Document Screenshot Embedding (DSE)

DSE employs a bi-encoder architecture where:

Visual Encoder: Converts document screenshots into a sequence of latent representations using a vision encoder (e.g., \texttt{clip-vit-large-patch14-336}).
Vision LLM: Integrates vision capabilities into the LLM using a large vision-LLM (e.g., Phi-3-vision) to process high-resolution images and handle more fine-grained information.
Contrastive Learning: Uses the InfoNCE loss to maximize the similarity between the query and relevant document embeddings.

Results

Supervised Retrieval Effectiveness

DSE was evaluated using datasets such as Wiki-SS for Wikipedia webpages and SlideVQA for slides. Key findings include:

In text-intensive tasks, DSE outperformed BM25 by 17 points in top-1 retrieval accuracy on questions from the Natural Questions (NQ) dataset.
For mixed-modality tasks, DSE outperformed OCR-based text retrieval methods by over 15 points in nDCG@10 on the SlideVQA dataset.

Zero-Shot Retrieval Effectiveness

The generalization capability of DSE was also evaluated:

On the TriviaQA dataset, DSE demonstrated superior zero-shot effectiveness compared to traditional methods, achieving 50.3% in top-1 retrieval accuracy.
DSE notably outperformed BM25 in nDCG@10 by 8 points on the SlideVQA-open dataset.

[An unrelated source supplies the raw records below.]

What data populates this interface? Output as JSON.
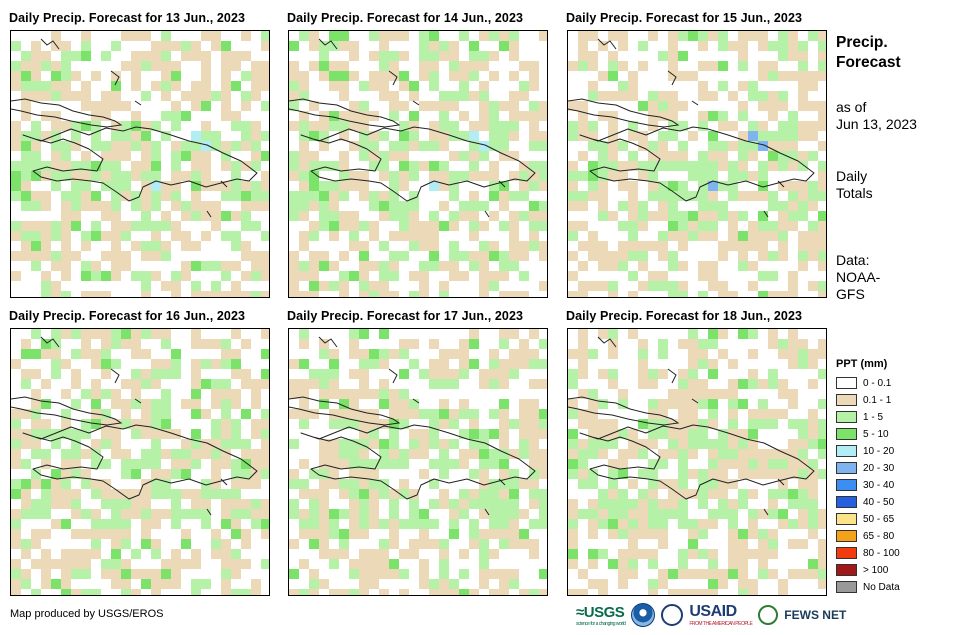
{
  "panels": [
    {
      "id": 1,
      "title": "Daily Precip. Forecast for 13 Jun., 2023"
    },
    {
      "id": 2,
      "title": "Daily Precip. Forecast for 14 Jun., 2023"
    },
    {
      "id": 3,
      "title": "Daily Precip. Forecast for 15 Jun., 2023"
    },
    {
      "id": 4,
      "title": "Daily Precip. Forecast for 16 Jun., 2023"
    },
    {
      "id": 5,
      "title": "Daily Precip. Forecast for 17 Jun., 2023"
    },
    {
      "id": 6,
      "title": "Daily Precip. Forecast for 18 Jun., 2023"
    }
  ],
  "side": {
    "title_line1": "Precip.",
    "title_line2": "Forecast",
    "asof_line1": "as of",
    "asof_line2": "Jun 13, 2023",
    "totals_line1": "Daily",
    "totals_line2": "Totals",
    "data_line1": "Data:",
    "data_line2": "NOAA-",
    "data_line3": "GFS"
  },
  "legend": {
    "title": "PPT (mm)",
    "items": [
      {
        "label": "0 - 0.1",
        "color": "#ffffff"
      },
      {
        "label": "0.1 - 1",
        "color": "#ecd9b8"
      },
      {
        "label": "1 - 5",
        "color": "#b6f1a8"
      },
      {
        "label": "5 - 10",
        "color": "#7be36a"
      },
      {
        "label": "10 - 20",
        "color": "#b2ecf5"
      },
      {
        "label": "20 - 30",
        "color": "#7fb4f0"
      },
      {
        "label": "30 - 40",
        "color": "#3b8ef2"
      },
      {
        "label": "40 - 50",
        "color": "#2460e0"
      },
      {
        "label": "50 - 65",
        "color": "#fbe38a"
      },
      {
        "label": "65 - 80",
        "color": "#f4a21a"
      },
      {
        "label": "80 - 100",
        "color": "#f23c10"
      },
      {
        "label": "> 100",
        "color": "#a01818"
      },
      {
        "label": "No Data",
        "color": "#999999"
      }
    ]
  },
  "footer": {
    "credit": "Map produced by USGS/EROS"
  },
  "logos": {
    "usgs": "≈USGS",
    "usgs_tagline": "science for a changing world",
    "usaid": "USAID",
    "usaid_tagline": "FROM THE AMERICAN PEOPLE",
    "fews": "FEWS NET"
  }
}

Efficiency and Effectiveness Trade-Off

The paper explored the impact of increasing the number of crops (patches) used for encoding screenshots. While this improved retrieval accuracy, it resulted in decreased computational efficiency due to the longer sequence lengths requiring more processing time.

Implications and Future Developments

The DSE paradigm presents a significant step towards more robust and accurate multimodal document retrieval. By preserving the complete information of a document in screenshot format and directly encoding this with a vision-LLM, DSE addresses many limitations of traditional retrieval systems.

Future work could explore:

Fine-tuning on more diverse document types such as arbitrary web pages and PDF files.
Integrating DSE with text and image extraction for enhanced versatility.
Applying contrastive pretraining methods to further improve DSE’s retrieval effectiveness.

Conclusion

DSE offers a unified approach to multimodal document retrieval that effectively encodes various document types without the need for extensive preprocessing. This method demonstrates substantial improvements over traditional retrieval paradigms, making it a promising direction for future research in the domain of multimodal information retrieval.

Limitations

The current paper focuses on specific datasets and may not be universally applicable to all document types. Additionally, the reliance on high-quality visual data emphasizes the need for further exploration into balancing image quality with computational efficiency. Future research is encouraged to address these limitations and explore pretraining methods to enhance DSE’s performance.